Explosions in Tianjin devastate Chinese car import hub

Carmakers are scrambling to assess damage to cars and facilities after two massive explosions in the Chinese port city of Tianjin.

The city is China's largest automotive import hub - roughly 40 per cent of cars imported to China pass through Tianjin's port, which equated to more than half a million units in 2014, according to the official Xinhua news agency.

Late on Wednesday night, blasts so strong that they damaged buildings several kilometres away destroyed a warehouse storing volatile chemicals, killing at least 54 people, including a dozen fire fighters, state media has confirmed. A further 700 people were injured.

Nearly 1,500 imported cars stored in a warehouse by Renault had been burned, according to the French carmaker, while Toyota said the blasts broke windows at its car assembly, logistics and research buildings, which are jointly run with China FAW Group.

No one at the Toyota facilities was injured as they had been closed for a week-long summer holiday, but a spokesman at Japan's biggest carmaker declined to say whether it could resume production as normal from Monday.

"In our current view, the damage isn't that severe," a China-based Toyota spokesman said.

Photographs from the scene of the explosion showed rows of Beetles and other VW brand cars badly scorched and the German automaker conceded that some of its imported cars were damaged, though it does not know exactly how many had been affected.

"We have a task force in the area to find out more and which is primarily concerned with the wellbeing of our employees," a VW spokeswoman said.

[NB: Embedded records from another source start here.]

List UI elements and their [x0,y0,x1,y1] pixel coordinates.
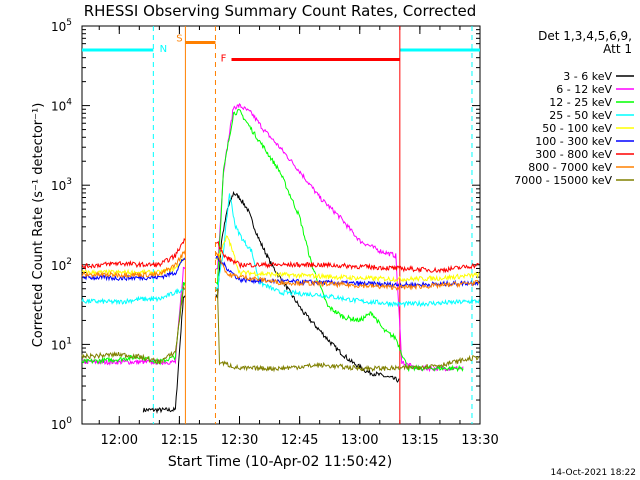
flag-label-n: N [160,44,167,55]
series-line [215,240,480,274]
y-tick-label: 103 [51,177,72,193]
x-tick-label: 12:45 [281,433,318,448]
x-tick-label: 13:15 [401,433,438,448]
y-axis-label: Corrected Count Rate (s⁻¹ detector⁻¹) [31,103,46,348]
legend-label: 50 - 100 keV [542,122,612,135]
x-tick-label: 12:30 [221,433,258,448]
legend-title-line-2: Att 1 [603,42,632,56]
legend-label: 3 - 6 keV [563,70,612,83]
flag-label-s: S [176,34,182,45]
series-line [81,257,186,282]
y-tick-label: 101 [51,336,72,352]
flag-bars: NS F [82,26,480,424]
chart-title: RHESSI Observing Summary Count Rates, Co… [84,2,477,20]
y-axis: 100 101 102 103 104 105 [51,18,480,432]
legend-label: 100 - 300 keV [535,135,612,148]
legend-label: 7000 - 15000 keV [514,174,612,187]
plot-frame [81,25,481,425]
y-tick-label: 104 [51,98,72,114]
series-line [215,108,464,373]
x-tick-label: 13:30 [461,433,498,448]
y-tick-label: 102 [51,257,72,273]
x-tick-label: 12:15 [161,433,198,448]
series-line [81,237,186,271]
series-line [142,295,186,414]
series-line [81,266,186,366]
x-axis-label: Start Time (10-Apr-02 11:50:42) [168,454,392,470]
series-line [215,102,464,373]
x-axis: 12:00 12:15 12:30 12:45 13:00 13:15 13:30 [98,26,499,448]
legend-title-line-1: Det 1,3,4,5,6,9, [538,29,632,43]
y-tick-label: 100 [51,416,72,432]
series-lines [81,102,480,414]
series-line [81,288,186,306]
legend-label: 25 - 50 keV [549,109,612,122]
series-line [215,190,400,383]
series-line [215,193,480,309]
series-line [81,282,186,366]
x-tick-label: 13:00 [341,433,378,448]
series-line [81,250,186,279]
series-line [215,251,480,291]
legend-label: 300 - 800 keV [535,148,612,161]
x-tick-label: 12:00 [101,433,138,448]
legend-label: 6 - 12 keV [556,83,612,96]
plot-area [81,25,481,425]
legend-label: 800 - 7000 keV [528,161,612,174]
series-line [215,287,480,373]
render-timestamp: 14-Oct-2021 18:22 [551,468,636,478]
y-tick-label: 105 [51,18,72,34]
series-line [81,286,186,365]
legend-label: 12 - 25 keV [549,96,612,109]
flag-label-f: F [221,53,227,64]
series-line [215,235,480,283]
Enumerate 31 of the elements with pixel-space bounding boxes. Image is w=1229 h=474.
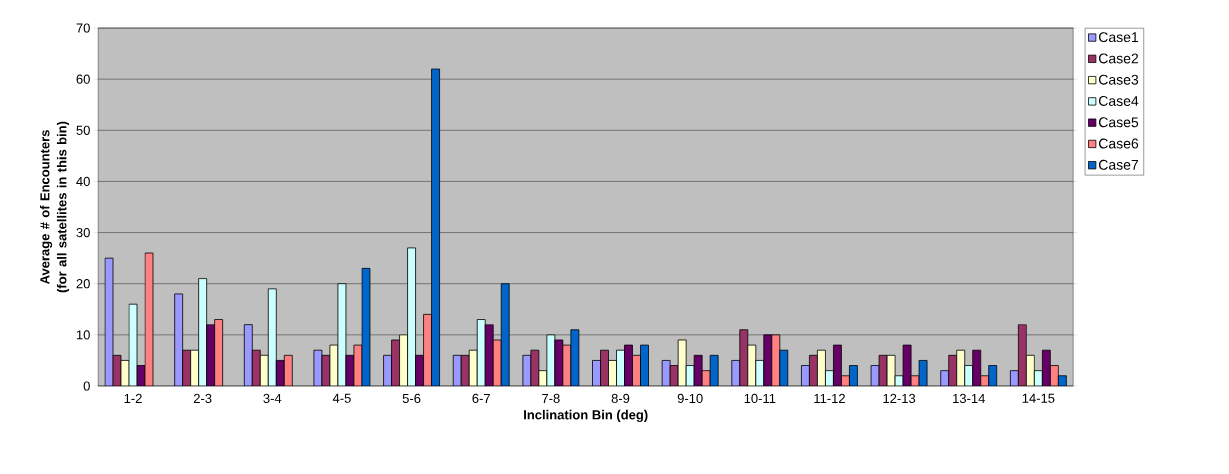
x-tick-label: 12-13 (883, 393, 916, 403)
x-tick-label: 10-11 (744, 393, 776, 403)
y-tick-label: 20 (76, 279, 90, 289)
y-tick-label: 50 (76, 125, 90, 135)
x-tick-label: 11-12 (814, 393, 845, 403)
x-axis-title: Inclination Bin (deg) (524, 409, 648, 423)
y-tick-label: 10 (76, 330, 90, 340)
x-tick-label: 6-7 (472, 393, 490, 403)
x-tick-label: 3-4 (263, 393, 282, 403)
x-tick-label: 8-9 (611, 393, 630, 403)
legend-label: Case6 (1098, 138, 1139, 149)
y-axis-title: Average # of Encounters (for all satellites in this bin) (39, 121, 70, 293)
y-tick-label: 40 (76, 176, 90, 187)
x-tick-label: 14-15 (1022, 393, 1055, 403)
x-tick-label: 9-10 (677, 393, 703, 403)
x-tick-label: 5-6 (402, 393, 421, 403)
x-tick-label: 2-3 (193, 393, 212, 403)
legend-label: Case5 (1098, 117, 1139, 128)
legend-label: Case1 (1098, 32, 1139, 43)
x-tick-label: 7-8 (542, 393, 560, 403)
y-tick-label: 0 (83, 381, 90, 391)
y-tick-label: 60 (76, 74, 90, 84)
legend-label: Case7 (1098, 159, 1139, 170)
legend-label: Case3 (1098, 74, 1139, 85)
x-tick-label: 4-5 (332, 393, 351, 403)
legend-label: Case2 (1098, 53, 1139, 64)
y-tick-label: 70 (76, 23, 90, 33)
legend-label: Case4 (1098, 96, 1139, 106)
x-tick-label: 13-14 (953, 393, 985, 403)
y-tick-label: 30 (76, 227, 90, 238)
x-tick-label: 1-2 (124, 393, 142, 403)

More than 100 Subaru cars that were imported from Japan and were awaiting customs clearance in a warehouse had been damaged by broken windows. The warehouse, which does not belong to parent company Fuji Heavy Industries, is about 2km from the blast site, it said.

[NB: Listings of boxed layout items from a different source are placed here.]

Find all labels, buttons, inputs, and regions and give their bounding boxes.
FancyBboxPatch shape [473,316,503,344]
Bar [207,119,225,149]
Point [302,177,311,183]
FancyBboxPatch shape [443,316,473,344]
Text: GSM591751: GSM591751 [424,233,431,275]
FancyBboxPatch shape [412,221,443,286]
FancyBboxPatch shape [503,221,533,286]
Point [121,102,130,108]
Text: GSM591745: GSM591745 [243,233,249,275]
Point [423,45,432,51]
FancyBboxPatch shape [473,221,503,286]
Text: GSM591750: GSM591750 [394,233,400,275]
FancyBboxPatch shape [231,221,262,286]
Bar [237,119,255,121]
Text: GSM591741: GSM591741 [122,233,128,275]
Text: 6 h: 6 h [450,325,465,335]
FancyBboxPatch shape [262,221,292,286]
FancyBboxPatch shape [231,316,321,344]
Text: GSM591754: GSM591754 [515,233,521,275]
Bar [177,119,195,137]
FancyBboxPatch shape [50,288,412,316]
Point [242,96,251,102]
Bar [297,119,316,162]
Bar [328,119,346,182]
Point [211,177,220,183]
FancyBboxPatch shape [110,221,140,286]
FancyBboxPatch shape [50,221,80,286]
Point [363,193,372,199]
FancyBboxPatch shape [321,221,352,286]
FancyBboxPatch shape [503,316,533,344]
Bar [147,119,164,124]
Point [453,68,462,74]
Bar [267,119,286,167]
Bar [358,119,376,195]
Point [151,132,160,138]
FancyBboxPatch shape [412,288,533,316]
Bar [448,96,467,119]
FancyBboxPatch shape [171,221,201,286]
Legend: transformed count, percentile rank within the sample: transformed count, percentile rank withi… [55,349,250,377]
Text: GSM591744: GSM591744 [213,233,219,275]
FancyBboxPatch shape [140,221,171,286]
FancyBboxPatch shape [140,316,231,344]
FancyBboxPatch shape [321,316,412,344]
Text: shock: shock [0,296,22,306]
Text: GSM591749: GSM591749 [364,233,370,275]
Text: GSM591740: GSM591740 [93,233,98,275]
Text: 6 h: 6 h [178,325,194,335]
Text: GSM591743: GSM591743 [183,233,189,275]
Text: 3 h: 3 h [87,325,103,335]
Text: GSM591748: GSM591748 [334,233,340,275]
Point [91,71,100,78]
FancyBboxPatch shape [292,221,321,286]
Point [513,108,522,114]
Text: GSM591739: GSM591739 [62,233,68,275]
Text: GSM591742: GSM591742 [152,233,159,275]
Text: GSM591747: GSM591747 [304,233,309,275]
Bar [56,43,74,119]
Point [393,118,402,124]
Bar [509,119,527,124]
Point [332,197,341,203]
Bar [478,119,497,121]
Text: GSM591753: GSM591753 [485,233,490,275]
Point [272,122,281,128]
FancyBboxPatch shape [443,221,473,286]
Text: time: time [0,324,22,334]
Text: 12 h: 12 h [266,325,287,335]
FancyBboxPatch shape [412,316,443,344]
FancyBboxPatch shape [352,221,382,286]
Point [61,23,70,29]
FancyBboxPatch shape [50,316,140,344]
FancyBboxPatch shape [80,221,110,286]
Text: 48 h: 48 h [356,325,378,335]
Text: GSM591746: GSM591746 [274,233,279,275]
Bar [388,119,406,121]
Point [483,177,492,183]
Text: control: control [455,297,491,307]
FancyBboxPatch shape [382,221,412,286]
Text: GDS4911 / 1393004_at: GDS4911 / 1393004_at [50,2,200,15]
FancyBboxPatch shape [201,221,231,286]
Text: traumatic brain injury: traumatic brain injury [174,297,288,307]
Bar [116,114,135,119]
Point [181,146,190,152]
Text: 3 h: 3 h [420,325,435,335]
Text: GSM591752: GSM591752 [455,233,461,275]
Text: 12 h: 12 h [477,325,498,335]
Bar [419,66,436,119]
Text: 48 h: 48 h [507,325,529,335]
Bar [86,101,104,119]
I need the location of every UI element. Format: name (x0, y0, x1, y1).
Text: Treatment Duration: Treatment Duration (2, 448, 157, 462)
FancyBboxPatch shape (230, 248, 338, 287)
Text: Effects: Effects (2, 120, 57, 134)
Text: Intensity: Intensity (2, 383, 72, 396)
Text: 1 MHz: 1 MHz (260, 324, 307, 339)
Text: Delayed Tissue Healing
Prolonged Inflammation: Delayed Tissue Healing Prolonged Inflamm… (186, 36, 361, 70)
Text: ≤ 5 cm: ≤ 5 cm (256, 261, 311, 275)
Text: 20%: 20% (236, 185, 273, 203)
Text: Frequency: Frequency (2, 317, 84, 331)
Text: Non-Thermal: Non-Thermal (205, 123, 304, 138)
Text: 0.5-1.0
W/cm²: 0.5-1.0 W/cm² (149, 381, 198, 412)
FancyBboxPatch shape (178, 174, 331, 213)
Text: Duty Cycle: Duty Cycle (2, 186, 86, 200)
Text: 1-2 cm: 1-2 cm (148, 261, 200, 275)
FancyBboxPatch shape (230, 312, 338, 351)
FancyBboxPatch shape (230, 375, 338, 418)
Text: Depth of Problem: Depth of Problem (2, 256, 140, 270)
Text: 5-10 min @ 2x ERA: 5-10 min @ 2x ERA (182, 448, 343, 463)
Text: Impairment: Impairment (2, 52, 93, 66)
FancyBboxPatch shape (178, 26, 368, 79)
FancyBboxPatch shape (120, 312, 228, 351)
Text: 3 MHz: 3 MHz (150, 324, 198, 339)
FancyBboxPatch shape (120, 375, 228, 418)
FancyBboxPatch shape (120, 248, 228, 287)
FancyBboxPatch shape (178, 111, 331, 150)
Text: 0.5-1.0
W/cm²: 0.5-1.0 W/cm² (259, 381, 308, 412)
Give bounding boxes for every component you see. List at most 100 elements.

South Korea's Hyundai Motor and Kia Motors had a total of 4,000 cars near the blast site, but did not have specific details on the extent of damage, the companies said. BMW said it has two vehicle distribution centres near the port, but the damage was unknown as the area had been cordoned off by authorities.

Mazda Motor said over 50 cars imported from Japan were also damaged, with peeling paint and scratches. One nearby showroom was shut on Thursday after its windows shattered, it said.

Shipping giant Nippon Yusen KK said it could not assess damage at a terminal it operates in Tianjin because the area was off-limits, adding that a few workers sustained minor injuries at an affiliated car distribution company, which was also closed off.